NEW YORK - Why is author Eric Schlosser hanging around
Swedish prisons? Well, drugs, black market labor, pornography, and fast
food can all be ruled out. He's already written about those subjects.
In fact, he's researching a book on the American prison system -- his third
book in a self-declared trilogy. The first two were the worldwide best
seller ”Fast Food Nation” and his collection of investigative essays
”Reefer Madness”.
”The three books are linked in many ways. And without sounding too
pretentious, I view them as a trilogy. The United States has undergone some
fundamental changes in my lifetime,” says Schlosser, who is 44. ”I'm trying
to offer an alternative history of the last 30 years.”
Speaking in New York last week, Schlosser said that he'd been waiting since
before ”Fast Food Nation” was published for a chance to write about the
faults of the prison system, which frequently shocked him in visits he made
while researching the book.
For a start, the prison population in the United States has exploded over
the past 30 years, from about 250,000 in the late 1970s to the current
figure of 2.1 million. That is more than any other country.
And not just any country in the world -- it's more than any country in the
history of the world.
Of these prisoners, about 450,000 at most have committed violent crimes.
The other 1.6 million? ”You'll have to look at the 'war on drugs' for that
answer,” he says.
People convicted of first-time, non-violent marijuana offences are
frequently given longer sentences than murderers. Schlosser talks about a
”hippie biker” who was given 12 years for his first, non-violent
marijuana-related crime. It is not uncommon for a murderer to get 10 years.
”It's an elaborate revolving door,” he says. ”People with drug problems go
from an environment where they're exposed to drugs into prison, where they
can continue to use drugs freely, and then back into an environment where
they're exposed to drugs. Then if they fail one drugs test, they violate
their probation order and they're thrown back in prison.”
Young black men and young white men use drugs at a similar rate, he says.
But young blacks are five times more likely to be arrested, and five times
more likely to be poor. ”If you can't afford rehab and a good lawyer,
you'll probably go to prison.”
Three-quarters of all prisoners are African American or Latino.
There are also about 300,000 mentally ill people locked up and often poorly
medicated.
Although he has never been sent to prison himself, Schlosser visited a
range of them while researching the book.
”Having gone into these prisons for my reporting, I never, ever, ever want
to be sent to prison for any reason, ever,” he says. ”But if I have to, I'd
like it to be in Sweden.”
In one Swedish maximum security prison he visited (”the toughest of the
tough”), there hadn't been a rape as long as anyone could remember.

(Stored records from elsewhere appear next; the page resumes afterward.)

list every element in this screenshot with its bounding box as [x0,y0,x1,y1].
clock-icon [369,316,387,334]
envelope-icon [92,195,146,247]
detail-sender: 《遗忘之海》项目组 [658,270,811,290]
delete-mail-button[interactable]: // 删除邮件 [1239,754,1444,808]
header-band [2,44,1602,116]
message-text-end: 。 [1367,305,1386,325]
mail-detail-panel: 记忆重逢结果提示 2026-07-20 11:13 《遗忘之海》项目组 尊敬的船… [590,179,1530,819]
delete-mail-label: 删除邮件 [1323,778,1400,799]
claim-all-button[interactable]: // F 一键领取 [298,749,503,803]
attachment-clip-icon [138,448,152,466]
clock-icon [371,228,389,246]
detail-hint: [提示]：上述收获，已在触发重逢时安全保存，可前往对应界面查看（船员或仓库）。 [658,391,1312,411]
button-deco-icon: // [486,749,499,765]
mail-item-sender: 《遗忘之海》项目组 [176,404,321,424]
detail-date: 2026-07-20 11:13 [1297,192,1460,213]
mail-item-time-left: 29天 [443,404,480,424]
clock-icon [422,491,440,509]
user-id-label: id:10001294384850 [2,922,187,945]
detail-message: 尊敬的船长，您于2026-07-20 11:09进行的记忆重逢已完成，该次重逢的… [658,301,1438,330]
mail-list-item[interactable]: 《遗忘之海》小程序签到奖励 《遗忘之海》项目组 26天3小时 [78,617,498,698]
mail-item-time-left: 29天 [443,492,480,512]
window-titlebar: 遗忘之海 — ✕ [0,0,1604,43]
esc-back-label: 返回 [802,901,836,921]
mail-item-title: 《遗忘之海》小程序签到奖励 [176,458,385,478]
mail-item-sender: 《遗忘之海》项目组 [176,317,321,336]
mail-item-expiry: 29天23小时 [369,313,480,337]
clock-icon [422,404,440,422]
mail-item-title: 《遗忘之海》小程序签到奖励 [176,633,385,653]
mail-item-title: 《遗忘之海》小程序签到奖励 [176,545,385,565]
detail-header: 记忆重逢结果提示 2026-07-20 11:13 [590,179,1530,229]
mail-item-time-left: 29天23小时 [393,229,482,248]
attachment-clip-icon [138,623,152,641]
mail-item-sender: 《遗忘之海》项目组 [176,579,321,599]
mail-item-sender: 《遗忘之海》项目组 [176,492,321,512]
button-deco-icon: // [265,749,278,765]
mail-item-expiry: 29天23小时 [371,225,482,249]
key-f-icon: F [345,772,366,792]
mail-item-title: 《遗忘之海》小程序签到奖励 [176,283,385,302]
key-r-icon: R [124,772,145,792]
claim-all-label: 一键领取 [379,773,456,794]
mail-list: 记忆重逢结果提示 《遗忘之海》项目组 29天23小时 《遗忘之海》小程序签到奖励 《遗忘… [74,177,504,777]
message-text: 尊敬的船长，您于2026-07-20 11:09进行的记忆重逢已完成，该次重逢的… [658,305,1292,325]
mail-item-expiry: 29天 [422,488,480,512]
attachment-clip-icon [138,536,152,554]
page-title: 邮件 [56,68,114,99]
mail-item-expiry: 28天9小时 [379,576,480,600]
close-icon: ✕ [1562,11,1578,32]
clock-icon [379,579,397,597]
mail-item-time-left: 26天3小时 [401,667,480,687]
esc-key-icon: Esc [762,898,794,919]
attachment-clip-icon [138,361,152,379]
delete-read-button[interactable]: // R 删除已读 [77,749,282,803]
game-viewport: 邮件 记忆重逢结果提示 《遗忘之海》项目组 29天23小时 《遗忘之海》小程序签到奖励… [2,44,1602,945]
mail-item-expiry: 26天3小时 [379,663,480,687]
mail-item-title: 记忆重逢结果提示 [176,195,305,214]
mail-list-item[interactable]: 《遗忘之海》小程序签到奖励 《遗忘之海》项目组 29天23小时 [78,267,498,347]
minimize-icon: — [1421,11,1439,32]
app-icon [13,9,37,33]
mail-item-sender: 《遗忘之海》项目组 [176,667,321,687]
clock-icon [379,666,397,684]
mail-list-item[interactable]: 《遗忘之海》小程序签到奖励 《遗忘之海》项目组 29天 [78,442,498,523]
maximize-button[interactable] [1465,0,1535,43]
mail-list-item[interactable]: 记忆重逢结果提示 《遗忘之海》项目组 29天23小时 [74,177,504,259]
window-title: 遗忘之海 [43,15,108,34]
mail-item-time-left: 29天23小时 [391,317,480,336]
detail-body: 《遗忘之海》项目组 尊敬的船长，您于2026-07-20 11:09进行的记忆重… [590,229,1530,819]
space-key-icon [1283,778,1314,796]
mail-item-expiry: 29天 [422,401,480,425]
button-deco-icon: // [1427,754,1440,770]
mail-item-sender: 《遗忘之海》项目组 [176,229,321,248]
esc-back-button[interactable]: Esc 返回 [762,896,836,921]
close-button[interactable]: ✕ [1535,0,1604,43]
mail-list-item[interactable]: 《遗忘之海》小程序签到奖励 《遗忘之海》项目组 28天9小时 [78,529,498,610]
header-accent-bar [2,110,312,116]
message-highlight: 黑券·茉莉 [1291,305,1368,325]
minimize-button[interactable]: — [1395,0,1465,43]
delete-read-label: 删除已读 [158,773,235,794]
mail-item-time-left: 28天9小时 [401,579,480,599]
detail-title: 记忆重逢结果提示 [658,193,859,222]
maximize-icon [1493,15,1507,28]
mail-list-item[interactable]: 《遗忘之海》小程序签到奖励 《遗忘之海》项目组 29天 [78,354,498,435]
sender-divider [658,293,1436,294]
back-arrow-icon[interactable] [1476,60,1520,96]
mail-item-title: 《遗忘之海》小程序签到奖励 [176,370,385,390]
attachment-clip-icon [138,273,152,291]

In U.S. prisons, by comparison, one in every four prisoners is sexually
assaulted each year.
Schlosser says he found in U.S. prisons a culture of sexual abuse,
violence, brutality, gang and neo-Nazi recruitment.
He thinks the prison system is ineffective, misguided, over-extended and a
waste of money. Alternative systems, such as drug rehab and restorative
punishments, are a more effective and cheaper way to deal with many crimes.
The reason no other country in history has imprisoned more people than the
modern-day United States, says Schlosser, is ”largely because no other
country has been rich enough to do so.”
Each prisoner costs 18,000 to 75,000 dollars per year to keep behind bars.
Altogether, the system costs U.S. taxpayers 40 billion dollars per year.
”That's more than we spend on our universities,” he adds.
In California alone, there are more prisoners than there are in France,
Great Britain, Germany, Singapore and the Netherlands combined. And the
prisoners are overwhelmingly poor, mentally ill, drug abusers, or non-whites.
Schlosser brought out some well-chosen, if well-worn, statistics on race in
U.S. prisons. One in every four young black men is in prison, jail, on
parole or on probation, he said. In Washington DC, that number is one in two.
One in eight black men in the United States have lost the right to vote
because of a conviction or being in prison. ”There is no question,” says
Schlosser, in an aside, ”that if they could vote, we wouldn't have this
president [George W. Bush].”
The book, as yet untitled, will be published in fall 2004 or spring 2005,
says a spokesman from his publisher, Houghton Mifflin. Meanwhile,
high-profile black activist Angela Davis has also written a book on
American prisons titled ”Are Prisons Obsolete?”
The answer to this question, as far as Schlosser is concerned, is yes.
Schlosser -- whose father Herbert Schlosser was the chairman of the NBC
television network -- became famous for his book ”Fast Food Nation: The
Dark Side of the All-American Meal.”
The book was a worldwide best seller and spent more than a year on the New
York Times best seller list. It continues to cause controversy: Schlosser
says he's awaiting a subpoena which has been issued, but not yet served, by
one of the companies he mentioned in the book.